JOL Press : Que faut-il craindre le plus, les limites économiques ou sociales ? 
 

Dominique Jolly : Le creusement des écarts de revenus est un facteur de tensions sociales fortes. Les inégalités sont devenues vertigineuses. Le nombre de millionnaires et de multimillionnaires a explosé. Les pauvres sont vus avec dédain par les riches qui vont devoir être moins exubérants pour ne pas trop faire saliver le petit peuple.

Tant que les pauvres voient leurs revenus augmenter, tant qu’ils estiment que les chances de réussite sont les mêmes pour tout le monde, pas de raison majeure de s’inquiéter. Mais nous sommes en train de passer des riches de première génération aux riches de deuxième génération, les «fils de». La probabilité de faire fortune va diminuer pour les autres. Ceux qui ne sont pas dans le bon circuit vont de moins en moins accepter ces différences.

JOL Press : Le ralentissement de la croissance ne semble pas trop vous inquiéter… 
 

Dominique Jolly : La croissance à deux chiffres en Chine, c’est fini. Actuellement, le PIB tourne autour de 7,5%, ce qui est tout à fait raisonnable. Mais tôt ou tard, la croissance devrait se stabiliser à un niveau plus standard, 3 ou 4%, voire moins. La question est de savoir quand cette inflexion va se produire et comment : de manière brutale ou de manière progressive ?
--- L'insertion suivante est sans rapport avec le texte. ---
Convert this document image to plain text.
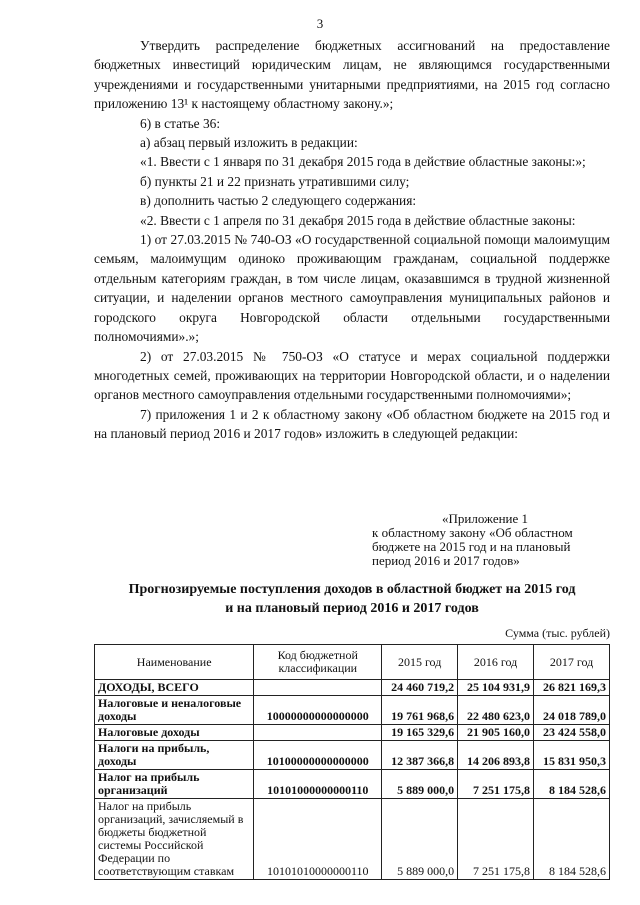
3

Утвердить распределение бюджетных ассигнований на предоставление бюджетных инвестиций юридическим лицам, не являющимся государственными учреждениями и государственными унитарными предприятиями, на 2015 год согласно приложению 13¹ к настоящему областному закону.»;

6) в статье 36:

а) абзац первый изложить в редакции:

«1. Ввести с 1 января по 31 декабря 2015 года в действие областные законы:»;

б) пункты 21 и 22 признать утратившими силу;

в) дополнить частью 2 следующего содержания:

«2. Ввести с 1 апреля по 31 декабря 2015 года в действие областные законы:

1) от 27.03.2015 № 740-ОЗ «О государственной социальной помощи малоимущим семьям, малоимущим одиноко проживающим гражданам, социальной поддержке отдельным категориям граждан, в том числе лицам, оказавшимся в трудной жизненной ситуации, и наделении органов местного самоуправления муниципальных районов и городского округа Новгородской области отдельными государственными полномочиями».»;

2) от 27.03.2015 № 750-ОЗ «О статусе и мерах социальной поддержки многодетных семей, проживающих на территории Новгородской области, и о наделении органов местного самоуправления отдельными государственными полномочиями»;

7) приложения 1 и 2 к областному закону «Об областном бюджете на 2015 год и на плановый период 2016 и 2017 годов» изложить в следующей редакции:

«Приложение 1
к областному закону «Об областном
бюджете на 2015 год и на плановый
период 2016 и 2017 годов»
Прогнозируемые поступления доходов в областной бюджет на 2015 год
и на плановый период 2016 и 2017 годов
Сумма (тыс. рублей)
Наименование	Код бюджетной классификации	2015 год	2016 год	2017 год
ДОХОДЫ, ВСЕГО		24 460 719,2	25 104 931,9	26 821 169,3
Налоговые и неналоговые доходы	10000000000000000	19 761 968,6	22 480 623,0	24 018 789,0
Налоговые доходы		19 165 329,6	21 905 160,0	23 424 558,0
Налоги на прибыль, доходы	10100000000000000	12 387 366,8	14 206 893,8	15 831 950,3
Налог на прибыль организаций	10101000000000110	5 889 000,0	7 251 175,8	8 184 528,6
Налог на прибыль организаций, зачисляемый в бюджеты бюджетной системы Российской Федерации по соответствующим ставкам	10101010000000110	5 889 000,0	7 251 175,8	8 184 528,6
On peut lire mon livre de deux façons : soit on ne voit que les aspects négatifs ; soit on considère – et c’est très chinois de penser ainsi – que tout problème a une solution. Par exemple, une des conséquences de la politique de l’enfant unique est le vieillissement de la population. Le nombre d’actifs diminue, mais il y a un véritable marché à construire autour des personnes âgées. 

JOL Press : Quelles seraient les conséquences d’un vacillement de la Chine pour le reste du monde ? 
 

Dominique Jolly : Si l’économie chinoise devait s’effondrer, ce serait dramatique pour les entreprises étrangères. Une société comme Carrefour emploie plus de 60 000 personnes en Chine. Le secteur de l’aéronautique doit principalement son salut à la demande chinoise. Swatch Group, Ericsson, BMW et bien d’autres firmes seraient touchées. Si la Chine devait vaciller, l’imbrication est telle que c’est le monde entier qui serait secoué.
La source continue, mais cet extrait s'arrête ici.